Page:Sardou - Les femmes fortes, 1861.djvu/24

La bibliothèque libre.
Le texte de cette page a été corrigé et est conforme au fac-similé.
18
LES FEMMES FORTES.

DEBORAH.

Yes, Un petit lunch ! (Elle va s’asseoir sur le guéridon.

QUENTIN, s’asseyant à gauche du guéridon.

C’est ça ! lunchons ! Un verre de queue de coq, ou de vieux Tom, ou de casse-poitrine !

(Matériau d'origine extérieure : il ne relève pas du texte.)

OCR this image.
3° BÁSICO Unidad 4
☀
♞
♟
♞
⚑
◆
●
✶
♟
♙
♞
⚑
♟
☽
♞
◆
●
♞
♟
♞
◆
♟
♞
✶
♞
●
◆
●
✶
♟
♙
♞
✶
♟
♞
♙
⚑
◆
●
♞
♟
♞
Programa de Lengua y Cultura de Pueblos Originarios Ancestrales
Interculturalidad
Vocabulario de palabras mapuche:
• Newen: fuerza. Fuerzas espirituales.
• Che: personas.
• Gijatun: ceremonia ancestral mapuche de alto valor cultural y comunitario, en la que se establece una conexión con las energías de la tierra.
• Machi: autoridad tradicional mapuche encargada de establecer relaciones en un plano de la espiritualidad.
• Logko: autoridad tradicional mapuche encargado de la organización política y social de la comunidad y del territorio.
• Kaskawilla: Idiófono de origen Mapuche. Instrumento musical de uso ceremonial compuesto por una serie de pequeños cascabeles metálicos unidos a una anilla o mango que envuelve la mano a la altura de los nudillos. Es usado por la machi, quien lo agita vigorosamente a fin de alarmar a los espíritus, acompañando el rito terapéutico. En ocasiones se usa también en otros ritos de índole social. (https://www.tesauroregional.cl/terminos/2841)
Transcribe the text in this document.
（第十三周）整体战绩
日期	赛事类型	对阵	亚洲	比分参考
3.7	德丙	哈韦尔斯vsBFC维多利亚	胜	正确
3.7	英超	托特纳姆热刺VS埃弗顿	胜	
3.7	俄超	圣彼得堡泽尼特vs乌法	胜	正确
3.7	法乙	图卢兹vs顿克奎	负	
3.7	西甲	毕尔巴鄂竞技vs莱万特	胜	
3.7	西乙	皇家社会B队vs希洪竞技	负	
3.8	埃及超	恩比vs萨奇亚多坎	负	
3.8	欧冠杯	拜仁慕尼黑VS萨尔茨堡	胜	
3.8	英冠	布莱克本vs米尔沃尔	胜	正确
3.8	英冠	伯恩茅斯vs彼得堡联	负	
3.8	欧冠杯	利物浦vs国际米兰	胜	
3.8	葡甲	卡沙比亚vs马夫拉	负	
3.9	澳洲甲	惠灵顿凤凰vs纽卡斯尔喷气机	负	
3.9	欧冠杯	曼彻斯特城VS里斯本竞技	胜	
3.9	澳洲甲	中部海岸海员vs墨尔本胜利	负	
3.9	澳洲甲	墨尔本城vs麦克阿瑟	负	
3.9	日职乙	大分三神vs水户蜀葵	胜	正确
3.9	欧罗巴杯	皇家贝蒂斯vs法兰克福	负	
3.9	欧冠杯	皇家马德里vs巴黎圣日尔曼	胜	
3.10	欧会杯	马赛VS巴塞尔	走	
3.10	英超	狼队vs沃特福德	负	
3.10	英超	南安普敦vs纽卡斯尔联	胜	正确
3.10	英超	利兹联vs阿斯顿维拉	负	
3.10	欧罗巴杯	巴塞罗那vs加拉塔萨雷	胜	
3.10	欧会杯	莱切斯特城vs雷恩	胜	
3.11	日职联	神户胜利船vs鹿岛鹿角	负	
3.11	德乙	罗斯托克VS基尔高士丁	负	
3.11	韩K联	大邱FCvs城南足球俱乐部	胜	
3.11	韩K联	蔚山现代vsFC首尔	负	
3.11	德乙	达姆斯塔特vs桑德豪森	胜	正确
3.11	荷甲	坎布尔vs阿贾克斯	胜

Jean entre portant un plateau sur lequel il y a une bouteille de Bordeaux et deux verres ; Claire lui indique le guéridon. Jean sort.)

CLAIRE.

Plaît-il ! (Elle verse dans les verres.)

QUENTIN, assis au guéridon et appelant comme au café.

Cock tail… Gin toddly… Whisky punch !… Whisky !… Ah ! non ! non ! sapristi ! Je me crois toujours à New-York. Qu'est-ce que c’est que ça ? du Bordeaux ! C’est bien français ; mais je tâcherai de m’y refaire. (Il boit ; miss Deborah en fait autant.)

LACHAPELLE.

On ne boit donc pas de vin de Bordeaux, là-bas ?

QUENTIN.

Jamais de vin à table, monsieur, de l’eau glacée !… Pays de la sobriété et des sociétés de tempérance ! Ainsi, miss Deborah…

DEBORAH, à Claire qui verse, en lui tendant son verre vide.

Yes, encore !

LACHAPELLE.

Ah ! comme ça !…

DEBORAH.

Aoh ! Je ne buvais jamais l’eau… entre mes repas !

QUENTIN, buvant.

Oh ! que c’est bon ! Je crois que je m’y referai. Et dire que ces petites filles ne sont pas là pour embrasser leur père…

CLAIRE.

C’est votre faute, parrain, vous ne prévenez pas.

QUENTIN.

Ah ! ah ! prévenir ! Ah ! que voilà bien ces Français ! Prévenir ! Est-ce que nous prévenons, nous autres Américains ? Nous partons comme l’éclair, mon enfant, avant même de savoir où nous allons. Nous nous mettons nous-mêmes à la poste ! Vingt lieues à l’heure, en chemin de fer… Prout !… On se rencontre. Boum !… On saute et l’on tombe sur un bateau à vapeur !… Priitt !… La chaudière éclate… Boum !… On saute et l’on retombe à destination, sur ses pieds !…

Lachapelle, Quentin assis, Claire debout, Deborah assise.